Definitions of Religion

Religion

Religion is a remarkably widespread and persistent human phenomenon. It serves several important functions: it explains the meaning of life, makes bearable the suffering and disappointments that inevitably arise in this life, provides an ego-affirming identity, and knits together a society’s values into a cohesive whole.

Religions also serve to control society by giving powerful sanction to certain types of social behaviour. For example, Christianity defines moral expectations and enforces them by placing the divine stamp of approval on them, and Hinduism sanctions the caste system which regulates social relations among different classes of people.

One approach to definitions of religion is to use a functionalist definition which argues that the importance of religion in people’s lives depends on its function. Durkheim used this definition to explain how religious-like behavior helps create solidarity in a group, and the same argument has been used by scholars such as Horton, Glock and Stark, and Paul Tillich.

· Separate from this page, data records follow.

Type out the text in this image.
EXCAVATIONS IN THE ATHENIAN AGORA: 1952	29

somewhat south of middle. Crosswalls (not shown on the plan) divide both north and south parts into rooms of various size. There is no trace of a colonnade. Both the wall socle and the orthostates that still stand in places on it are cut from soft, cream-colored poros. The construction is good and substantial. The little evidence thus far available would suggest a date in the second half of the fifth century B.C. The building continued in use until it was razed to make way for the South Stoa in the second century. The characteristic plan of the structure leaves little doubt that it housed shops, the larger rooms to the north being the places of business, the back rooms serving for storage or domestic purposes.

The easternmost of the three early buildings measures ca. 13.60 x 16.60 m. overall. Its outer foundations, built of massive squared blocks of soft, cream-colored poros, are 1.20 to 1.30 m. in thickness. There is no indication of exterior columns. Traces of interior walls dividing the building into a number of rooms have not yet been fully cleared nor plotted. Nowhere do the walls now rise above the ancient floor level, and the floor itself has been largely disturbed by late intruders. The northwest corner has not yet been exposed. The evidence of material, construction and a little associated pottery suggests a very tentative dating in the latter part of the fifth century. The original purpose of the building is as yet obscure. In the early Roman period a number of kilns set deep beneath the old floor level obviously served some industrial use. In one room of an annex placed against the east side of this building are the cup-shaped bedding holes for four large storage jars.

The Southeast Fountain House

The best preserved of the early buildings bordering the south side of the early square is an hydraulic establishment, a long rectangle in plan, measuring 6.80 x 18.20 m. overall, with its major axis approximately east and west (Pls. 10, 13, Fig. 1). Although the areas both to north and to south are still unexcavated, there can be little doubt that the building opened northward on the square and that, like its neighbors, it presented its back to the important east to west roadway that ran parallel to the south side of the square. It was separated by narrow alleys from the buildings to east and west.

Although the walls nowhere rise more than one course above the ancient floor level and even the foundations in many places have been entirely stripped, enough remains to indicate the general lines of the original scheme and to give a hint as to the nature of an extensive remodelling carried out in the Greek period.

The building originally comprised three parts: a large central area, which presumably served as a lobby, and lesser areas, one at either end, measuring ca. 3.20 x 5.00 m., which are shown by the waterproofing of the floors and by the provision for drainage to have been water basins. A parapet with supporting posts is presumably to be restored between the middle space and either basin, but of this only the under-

A second method is to treat the concept of religion as a class and compare instances in that class to see which have common characteristics, as was done with bacterial strains in the development of a computer program that sorted them according to their physical properties. This is known as a polythetic approach. Over the past half century or so there has been a shift away from monothetic definitions of religion to polythetic approaches which abandon the classical view that every instance must have exactly the same set of defining properties in order to be accurately described as a member of that class.